Of course, there are myriad games to play if you’ve got a deck of cards handy. Among the best for large groups is ‘liar’, in which players take turns to put cards (of the same number) into the middle, either matching the previous player or going one higher or lower. Of course, you’re free to lie about the cards you’re surrendering, but if someone calls you out on it by shouting ‘liar’ (or something a little less temperate), you’ll then have to pick up the whole lot. Conversely, if someone mistakenly accuses another player of lying, then they have to pick up. Play until someone has gotten rid of their entire hand.
Christmas Dinner on a Budget
So, how to host Christmas on a budget? If you’re feeding the whole family, then you’ll want to give them the best you possibly can – particularly if you’re entertaining in-laws who live in a palace!
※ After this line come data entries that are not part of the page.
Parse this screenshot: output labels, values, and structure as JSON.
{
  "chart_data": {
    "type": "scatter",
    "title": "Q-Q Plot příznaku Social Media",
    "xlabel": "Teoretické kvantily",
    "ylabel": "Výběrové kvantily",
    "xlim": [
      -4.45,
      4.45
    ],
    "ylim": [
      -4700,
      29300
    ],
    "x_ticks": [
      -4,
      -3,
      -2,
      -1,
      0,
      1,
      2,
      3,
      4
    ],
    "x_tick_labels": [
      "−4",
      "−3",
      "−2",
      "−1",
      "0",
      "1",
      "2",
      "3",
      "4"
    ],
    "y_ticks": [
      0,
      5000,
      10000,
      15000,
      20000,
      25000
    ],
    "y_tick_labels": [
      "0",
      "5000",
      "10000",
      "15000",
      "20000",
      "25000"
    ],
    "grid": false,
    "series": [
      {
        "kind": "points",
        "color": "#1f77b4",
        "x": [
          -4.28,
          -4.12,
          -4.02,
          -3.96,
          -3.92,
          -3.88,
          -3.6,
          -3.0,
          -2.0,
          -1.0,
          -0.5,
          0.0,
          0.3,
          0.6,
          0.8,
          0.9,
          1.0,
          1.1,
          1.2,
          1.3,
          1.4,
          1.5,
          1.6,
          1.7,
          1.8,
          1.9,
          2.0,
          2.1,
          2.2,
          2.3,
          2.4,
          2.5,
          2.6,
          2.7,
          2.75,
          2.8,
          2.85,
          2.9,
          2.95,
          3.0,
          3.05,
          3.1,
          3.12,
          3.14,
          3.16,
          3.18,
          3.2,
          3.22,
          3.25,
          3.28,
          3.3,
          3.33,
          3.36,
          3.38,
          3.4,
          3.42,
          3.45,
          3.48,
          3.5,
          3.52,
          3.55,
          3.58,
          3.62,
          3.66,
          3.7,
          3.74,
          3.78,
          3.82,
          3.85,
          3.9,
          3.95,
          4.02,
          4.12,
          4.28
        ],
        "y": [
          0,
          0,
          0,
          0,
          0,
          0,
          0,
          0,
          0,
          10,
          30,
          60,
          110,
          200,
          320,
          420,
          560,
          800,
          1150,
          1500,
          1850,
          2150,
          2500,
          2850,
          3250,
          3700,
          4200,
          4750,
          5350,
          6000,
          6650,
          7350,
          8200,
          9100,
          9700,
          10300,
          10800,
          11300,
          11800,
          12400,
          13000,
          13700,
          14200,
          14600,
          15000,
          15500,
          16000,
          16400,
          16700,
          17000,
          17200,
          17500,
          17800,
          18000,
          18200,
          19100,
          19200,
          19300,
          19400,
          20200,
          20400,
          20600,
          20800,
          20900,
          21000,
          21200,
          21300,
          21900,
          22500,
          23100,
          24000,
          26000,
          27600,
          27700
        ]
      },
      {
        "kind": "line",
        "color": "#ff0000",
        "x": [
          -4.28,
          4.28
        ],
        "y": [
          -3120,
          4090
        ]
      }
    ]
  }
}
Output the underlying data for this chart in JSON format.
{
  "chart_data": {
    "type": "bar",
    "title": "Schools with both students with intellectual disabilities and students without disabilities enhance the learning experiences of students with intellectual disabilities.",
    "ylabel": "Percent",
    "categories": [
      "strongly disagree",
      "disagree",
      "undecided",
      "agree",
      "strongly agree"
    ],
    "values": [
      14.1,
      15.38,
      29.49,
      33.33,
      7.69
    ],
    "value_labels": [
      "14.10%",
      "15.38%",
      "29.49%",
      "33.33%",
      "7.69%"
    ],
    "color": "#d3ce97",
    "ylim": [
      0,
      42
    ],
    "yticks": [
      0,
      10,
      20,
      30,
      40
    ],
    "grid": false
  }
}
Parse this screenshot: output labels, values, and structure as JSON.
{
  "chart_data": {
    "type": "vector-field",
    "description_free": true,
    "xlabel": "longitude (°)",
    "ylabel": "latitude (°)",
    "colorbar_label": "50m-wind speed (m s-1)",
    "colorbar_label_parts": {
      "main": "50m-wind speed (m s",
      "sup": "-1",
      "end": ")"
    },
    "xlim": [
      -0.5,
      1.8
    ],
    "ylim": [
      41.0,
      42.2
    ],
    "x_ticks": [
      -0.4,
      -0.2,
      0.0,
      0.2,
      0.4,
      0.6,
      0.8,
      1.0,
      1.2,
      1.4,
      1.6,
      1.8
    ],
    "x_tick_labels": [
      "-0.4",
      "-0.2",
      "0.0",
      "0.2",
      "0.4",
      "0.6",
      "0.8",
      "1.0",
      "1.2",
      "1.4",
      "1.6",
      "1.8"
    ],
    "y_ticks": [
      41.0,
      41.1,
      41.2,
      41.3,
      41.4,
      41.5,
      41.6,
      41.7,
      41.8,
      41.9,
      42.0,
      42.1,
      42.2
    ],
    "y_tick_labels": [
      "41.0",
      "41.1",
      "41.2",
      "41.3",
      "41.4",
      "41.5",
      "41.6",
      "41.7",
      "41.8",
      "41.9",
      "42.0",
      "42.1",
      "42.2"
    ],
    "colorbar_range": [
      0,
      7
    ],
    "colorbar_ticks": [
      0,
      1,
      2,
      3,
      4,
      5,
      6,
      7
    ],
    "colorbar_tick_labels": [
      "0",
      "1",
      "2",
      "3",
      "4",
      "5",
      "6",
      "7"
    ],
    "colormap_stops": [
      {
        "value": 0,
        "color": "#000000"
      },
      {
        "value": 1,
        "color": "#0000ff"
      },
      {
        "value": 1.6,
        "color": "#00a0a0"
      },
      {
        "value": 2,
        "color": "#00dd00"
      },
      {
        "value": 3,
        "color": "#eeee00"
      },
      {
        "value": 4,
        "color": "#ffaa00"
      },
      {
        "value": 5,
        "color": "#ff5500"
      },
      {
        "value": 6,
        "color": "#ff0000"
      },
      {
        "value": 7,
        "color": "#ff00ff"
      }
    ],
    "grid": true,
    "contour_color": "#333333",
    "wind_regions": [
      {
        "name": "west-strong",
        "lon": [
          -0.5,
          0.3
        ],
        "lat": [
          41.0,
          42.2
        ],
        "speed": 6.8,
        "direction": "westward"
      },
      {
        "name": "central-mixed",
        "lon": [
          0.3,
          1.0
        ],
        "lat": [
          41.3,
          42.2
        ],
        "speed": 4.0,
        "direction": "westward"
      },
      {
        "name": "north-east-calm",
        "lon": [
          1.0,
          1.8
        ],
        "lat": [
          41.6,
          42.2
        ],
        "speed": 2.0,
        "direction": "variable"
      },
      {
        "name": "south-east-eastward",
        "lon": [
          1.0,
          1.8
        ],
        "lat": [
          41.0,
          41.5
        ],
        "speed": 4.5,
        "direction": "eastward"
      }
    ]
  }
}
But at the same time, Christmas food shopping on a tight budget is a bit of a minefield.
Before we run through some ideas for Christmas cooking on a budget, here’s an easy principle to remember: just because the packaging looks fancy doesn’t mean that the food inside is any tastier than the ordinary stuff. In fact, many supermarkets will literally just plonk the regular stuff in the fancier-looking packaging. After all, most Christmas shoppers lack the time to check these things (and, frankly, would prefer not to know).
A second thing to consider is that some items are indispensable, while others are not. Get the best turkey you can afford, and some suitable potatoes. Maris Piper and King Edward varieties will provide the required fluffiness in the oven. Vegetables like sprouts, carrots and parsnips are all cheap as can be anyway, so there’s no need to skimp on them.
The more extravagant trimmings can be cut down or dispensed with entirely. While strips of bacon might provide a dose of salty goodness, they are something of a luxury. Go for one or two pigs in blankets per person, at most. They will be gobbled down sharpish and there won’t be any leftovers.
While pre-packaged stuffing, gravy and cranberry and bread sauce can save you a little time, you’ll spend more if you go for all of them. Get that stuffing made yourself the day before, and make the gravy using all the juices that are inevitably going to flow from the bottom of the bird as it roasts (and, if you’re especially well-prepared, a home-made stock).
When it comes to the turkey, consider exactly how much you’re getting for your money. If the bird will provide eighteen servings, then it’ll be easier to justify spending twenty or thirty pounds on it. Even if you aren’t entertaining quite so many people, you’ll get leftovers enough to last you right up to New Year. Turkey is versatile and will work fantastic in a sandwich, a curry, or simply served cold.
You needn’t have a sub-par celebration just because funds are a little on the tight side. By budgeting carefully and avoiding impulsive spending, you’ll be able to save a packet. That way, you’ll be able to enjoy a joyous festive season without having to contend with a nasty hangover in January.